Also called "grandmother's flannel" for its thick, soft leaves, mullein is a common wildflower that can grow almost anywhere. It reaches several feet tall and puts up a spike of densely packed tiny yellow flowers. Mullein has served many purposes over the centuries, from making candlewicks to casting out evil spirits, but as medicine it was primarily used to treat diarrhea, respiratory diseases, and hemorrhoids.
What Is Mullein Used for Today?
Mullein is traditionally combined with other herbs in oil preparations to soothe the pain of ear infections (otitis media, or middle ear infection, but not “swimmer’s ear,” an external ear infection), and one study provides preliminary support for this use (see next section).
Oral mullein is said to be most effective when combined with other herbs of similar qualities, such as yerba santa , marshmallow , cherry bark, and elecampane , but there is no evidence to support this belief.
What Is the Scientific Evidence for Mullein?
Note: While herbal ear products may reduce pain, it is somewhat unlikely that they have any actual effect on the infection due to the barrier formed by the eardrum.
To make mullein tea, add 1 to 2 teaspoons of dried leaves and flowers to 1 cup of boiling water and steep for 10 minutes. Make sure to strain the tea before drinking it because fuzzy bits of the herb can stick in your throat and cause an irritating tickle. You can also breathe the steam from a boiling pot of mullein tea.
NOTE: Mullein seeds contain the potentially toxic substance rotenone (see Safety Issues).

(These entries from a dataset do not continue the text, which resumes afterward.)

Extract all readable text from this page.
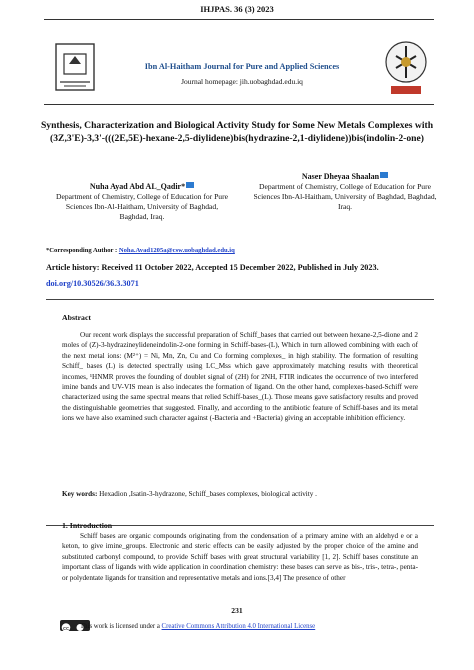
IHJPAS. 36 (3) 2023
Ibn Al-Haitham Journal for Pure and Applied Sciences
Journal homepage: jih.uobaghdad.edu.iq
Synthesis, Characterization and Biological Activity Study for Some New Metals Complexes with (3Z,3'E)-3,3'-(((2E,5E)-hexane-2,5-diylidene)bis(hydrazine-2,1-diylidene))bis(indolin-2-one)
Nuha Ayad Abd AL_Qadir*
Department of Chemistry, College of Education for Pure Sciences Ibn-Al-Haitham, University of Baghdad, Baghdad, Iraq.
Naser Dheyaa Shaalan
Department of Chemistry, College of Education for Pure Sciences Ibn-Al-Haitham, University of Baghdad, Baghdad, Iraq.
*Corresponding Author : Noha.Avad1205a@csw.uobaghdad.edu.iq
Article history: Received 11 October 2022, Accepted 15 December 2022, Published in July 2023.
doi.org/10.30526/36.3.3071
Abstract
Our recent work displays the successful preparation of Schiff_bases that carried out between hexane-2,5-dione and 2 moles of (Z)-3-hydrazineylideneindolin-2-one forming in Schiff-bases-(L), Which in turn allowed combining with each of the next metal ions: (M²⁺) = Ni, Mn, Zn, Cu and Co forming complexes_ in high stability. The formation of resulting Schiff_ bases (L) is detected spectrally using LC_Mss which gave approximately matching results with theoretical incomes, ¹HNMR proves the founding of doublet signal of (2H) for 2NH, FTIR indicates the occurrence of two interfered imine bands and UV-VIS mean is also indecates the formation of ligand. On the other hand, complexes-based-Schiff were characterized using the same spectral means that relied Schiff-bases_(L). Those means gave satisfactory results and proved the distinguishable geometries that suggested. Finally, and according to the antibiotic feature of Schiff-bases and its metal ions we have also examined such character against (-Bacteria and +Bacteria) giving an acceptable inhibition efficiency.
Key words: Hexadion ,Isatin-3-hydrazone, Schiff_bases complexes, biological activity .
1. Introduction
Schiff bases are organic compounds originating from the condensation of a primary amine with an aldehyd e or a keton, to give imine_groups. Electronic and steric effects can be easily adjusted by the proper choice of the amine and substituted carbonyl compound, to provide Schiff bases with great structural variability [1, 2]. Schiff bases constitute an important class of ligands with wide application in coordination chemistry: these bases can serve as bis-, tris-, tetra-, penta- or polydentate ligands for transition and representative metals and ions.[3,4] The presence of other
231
cc This work is licensed under a Creative Commons Attribution 4.0 International License
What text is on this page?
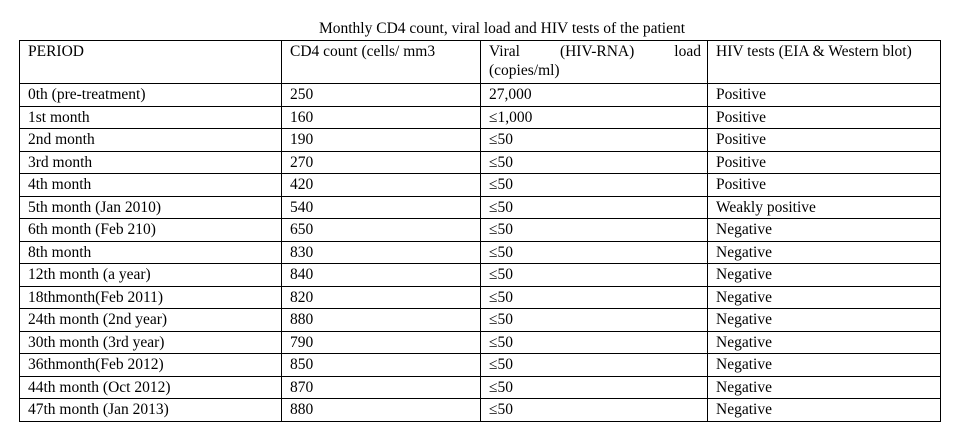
Monthly CD4 count, viral load and HIV tests of the patient
PERIOD	CD4 count (cells/ mm3	Viral (HIV-RNA) load (copies/ml)	HIV tests (EIA & Western blot)
0th (pre-treatment)	250	27,000	Positive
1st month	160	≤1,000	Positive
2nd month	190	≤50	Positive
3rd month	270	≤50	Positive
4th month	420	≤50	Positive
5th month (Jan 2010)	540	≤50	Weakly positive
6th month (Feb 210)	650	≤50	Negative
8th month	830	≤50	Negative
12th month (a year)	840	≤50	Negative
18thmonth(Feb 2011)	820	≤50	Negative
24th month (2nd year)	880	≤50	Negative
30th month (3rd year)	790	≤50	Negative
36thmonth(Feb 2012)	850	≤50	Negative
44th month (Oct 2012)	870	≤50	Negative
47th month (Jan 2013)	880	≤50	Negative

For this reason, it is advisable to make sure there are no seeds in the mullein flowers that you use; or, alternatively, you can use only mullein leaf.

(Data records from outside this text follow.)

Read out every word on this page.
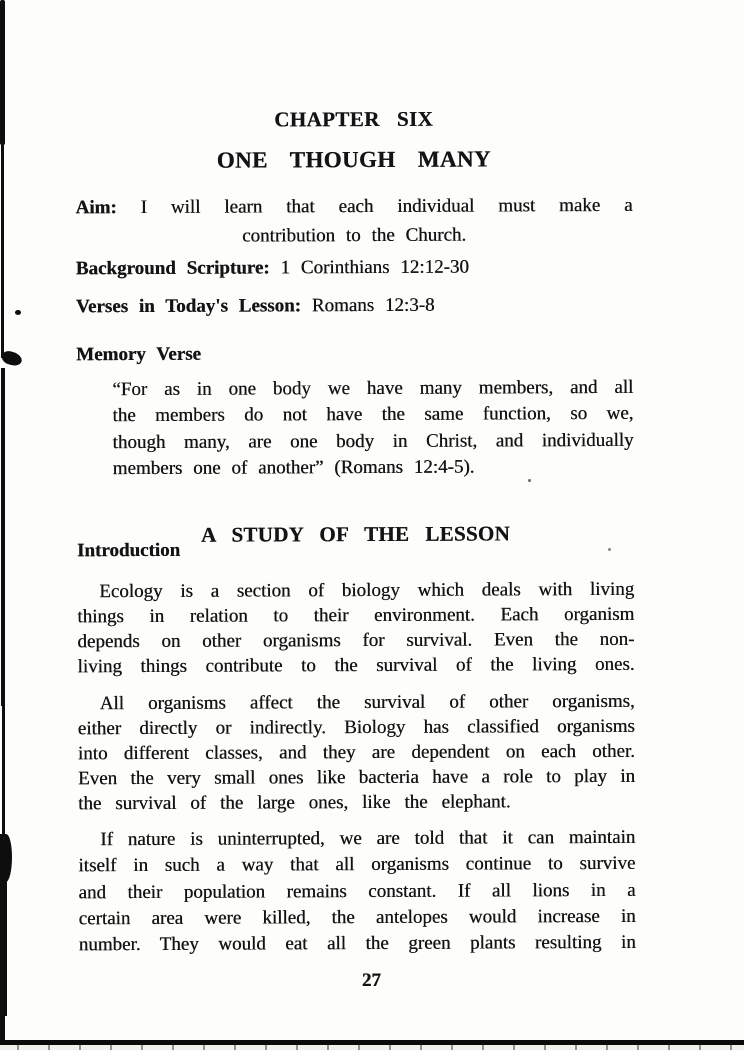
CHAPTER SIX
ONE THOUGH MANY
Aim: I will learn that each individual must make a
contribution to the Church.
Background Scripture: 1 Corinthians 12:12-30
Verses in Today's Lesson: Romans 12:3-8
Memory Verse
“For as in one body we have many members, and all
the members do not have the same function, so we,
though many, are one body in Christ, and individually
members one of another” (Romans 12:4-5).
A STUDY OF THE LESSON
Introduction
Ecology is a section of biology which deals with living
things in relation to their environment. Each organism
depends on other organisms for survival. Even the non-
living things contribute to the survival of the living ones.
All organisms affect the survival of other organisms,
either directly or indirectly. Biology has classified organisms
into different classes, and they are dependent on each other.
Even the very small ones like bacteria have a role to play in
the survival of the large ones, like the elephant.
If nature is uninterrupted, we are told that it can maintain
itself in such a way that all organisms continue to survive
and their population remains constant. If all lions in a
certain area were killed, the antelopes would increase in
number. They would eat all the green plants resulting in
27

For ear infection pain, mullein oil products are brought to room temperature and dripped into the ear canal. However, it is advisable to make sure the eardrum isn’t punctured before using instilling mullein oil into the ear.
Mullein leaves and flowers are on the FDA’s GRAS (generally recognized as safe) list, and there have been no credible reports of serious adverse effects. However, mullein seeds contain the insecticide and fish poison rotenone. While rotenone is relatively safe in humans, it does present some toxic risks. If mullein leaf products are contaminated with mullein seeds, long-term use might be harmful.
For this reason, as well as a complete lack of formal safety investigation of mullein, young children, pregnant or nursing women, or those with severe liver or kidney disease should not use mullein for a prolonged period of time.